Por Ismael Patricio.

El folleto titulado Arañas y moscas, del comunista alemán Karl Liebknetch (fundador del Partido Socialdemócrata Alemán), viene a ser una muestra de la genialidad con la que el autor utiliza la metáfora de dos insecto para representar el antagonismo de clase, entre burgueses y proletarios, siendo las arañas la representación de la burguesía y las moscas del proletariado.

La araña es un monstro que se esconde en los rincones y teje sus redes donde muere la incrédula mosca. La mosca cuenta con una estructura fisionómica para aprehender a sus víctimas y estrangularlas, teje de forma casi artística su red, se toma un buen tiempo, para que al fin la mosca le sea imposible zafarse de ella.

La araña está en espera de su víctima, la mosca, en busca de comida cae en las redes, la araña sin apuros va por ella; la mosca trata de zafarse pero al fin agota sus últimas fuerzas, y queda rendida, cada vez más hilos la enredan y queda a merced de su enemigo.

La araña entierra en ella sus colmillos y extrae su sangre una, dos, tres veces, las veces que quiera, la puede dejar y regresar para seguir absorbiéndola y la mayoría de veces pasa mucho tiempo para que el pobre animal muera, mientras en la mosca quede una gota de sangre, la araña no le quita el ojo, le absorbe todo lo que tiene, solo la deja en paz cuando ya no tienen nada que quitarle, la mosca muerta ligera como polvo, al primer viento sale volando. La araña satisfecha de su cometido regresa a su guarida.

Las moscas somos aquellas víctimas de la explotación, aquellos que cuando no es posible exprimirnos una gota más de sangre, somos finalmente olvidados. Con la inteligencia o con la fuerza viva, quienes solo tienen el derecho de permanecer dóciles y sumisos, somos los que creamos la riqueza que alimenta a nuestros explotadores: las repugnantes arañas.

Las arañas son los ricos, los capitalistas, los que tienen los medios de producción, los que viven a costa nuestra, los que crean leyes que nos aplastan.

Las moscas es el pobre ser que no tiene los medios de producción y debe de someterse a la araña, para comer y dar de comer a su familia, quien crea la riqueza y solo se le paga unos miserables pesos.

Mosca es el minero que extrae tesoros que nunca ha de gozar. Araña es quien quita lo obtenido en el trabajo y cuando se le exige un aumento, llama a la fuerza pública para aplastar a los amotinados.

Mosca es el niño que trabaja para ayudar a sus padres a ganar el pan; mosca es la mujer que busca el alimento con su trabajo y que no encuentra ocupación si no sede a la seducción del patrón. Mosca es el labrador que siembra una semilla, que algún día dará frutos y nunca jamás ha de poseer.

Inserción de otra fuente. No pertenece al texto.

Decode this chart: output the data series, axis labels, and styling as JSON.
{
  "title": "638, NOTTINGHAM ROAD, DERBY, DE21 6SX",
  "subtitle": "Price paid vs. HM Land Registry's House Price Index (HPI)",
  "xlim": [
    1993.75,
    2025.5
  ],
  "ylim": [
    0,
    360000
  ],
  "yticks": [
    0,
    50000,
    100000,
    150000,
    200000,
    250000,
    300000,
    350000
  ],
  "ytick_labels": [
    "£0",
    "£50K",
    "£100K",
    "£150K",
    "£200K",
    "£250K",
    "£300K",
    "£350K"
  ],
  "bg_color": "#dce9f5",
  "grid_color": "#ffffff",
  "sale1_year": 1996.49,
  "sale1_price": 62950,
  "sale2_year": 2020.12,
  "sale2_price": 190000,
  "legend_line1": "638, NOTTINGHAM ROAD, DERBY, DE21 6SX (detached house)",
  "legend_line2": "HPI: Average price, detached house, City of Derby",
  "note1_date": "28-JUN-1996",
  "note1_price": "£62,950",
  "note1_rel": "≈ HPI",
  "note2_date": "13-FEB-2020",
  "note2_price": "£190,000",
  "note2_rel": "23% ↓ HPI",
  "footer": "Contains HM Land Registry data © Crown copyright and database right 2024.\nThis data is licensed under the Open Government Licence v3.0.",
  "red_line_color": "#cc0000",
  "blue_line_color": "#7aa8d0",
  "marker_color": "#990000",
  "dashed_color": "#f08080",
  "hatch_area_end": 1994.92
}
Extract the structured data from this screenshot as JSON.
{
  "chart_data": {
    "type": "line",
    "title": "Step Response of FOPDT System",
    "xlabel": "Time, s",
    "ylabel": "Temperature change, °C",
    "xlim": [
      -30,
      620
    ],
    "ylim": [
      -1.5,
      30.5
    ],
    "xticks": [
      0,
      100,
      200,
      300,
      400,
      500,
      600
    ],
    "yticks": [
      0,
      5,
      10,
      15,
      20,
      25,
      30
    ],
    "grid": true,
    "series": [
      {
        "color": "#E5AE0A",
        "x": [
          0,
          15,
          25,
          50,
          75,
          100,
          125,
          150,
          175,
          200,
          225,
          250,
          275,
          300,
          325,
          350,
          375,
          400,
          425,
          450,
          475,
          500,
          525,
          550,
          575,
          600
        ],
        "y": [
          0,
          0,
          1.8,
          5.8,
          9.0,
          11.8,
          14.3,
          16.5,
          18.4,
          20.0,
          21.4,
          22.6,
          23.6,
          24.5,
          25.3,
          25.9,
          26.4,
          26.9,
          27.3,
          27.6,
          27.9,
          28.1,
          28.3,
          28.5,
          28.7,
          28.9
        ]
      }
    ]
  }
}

La historia registra eventos sangrientos contra las moscas, pero situémonos en el presente, estudiemos las redes de las arañas y sobre todo unámonos, destrocemos las cadenas que nos sujetan, arrojemos de sus guaridas a estas arañas y hagamos llegar la luz de la instrucción, para que esta peste no siga con su obra criminal.

Karl Liebknetch: “¡Ay, moscas, moscas, si quisieran! ¡Si quisieran, serían invencibles! las arañas son todavía fuertes, pero son pocas, cierto que nosotras las moscas, no tenemos peso ni influencia, pero nuestro número es infinito, son la vida, y si quisieran, todo el mundo sería nuestro. Si quisieran, la miseria y la esclavitud desaparecerían para siempre”.

Con esta frase el camarada Karl Liebknetch nos da un ejemplo de las diversas formas de emplear la teoría revolucionaria, él lo hace desde la literatura. Recordemos que aún quedan seis expresiones más en las que el hombre expresa sus obras de arte. Es tarea de la juventud llevar la herramienta del marxismo-leninismo a cada rincón de ellas, y así, desarrollar la conciencia y acelerar el proceso en la que, parafraseando a Liebknetch, las moscas se vuelvan invencibles.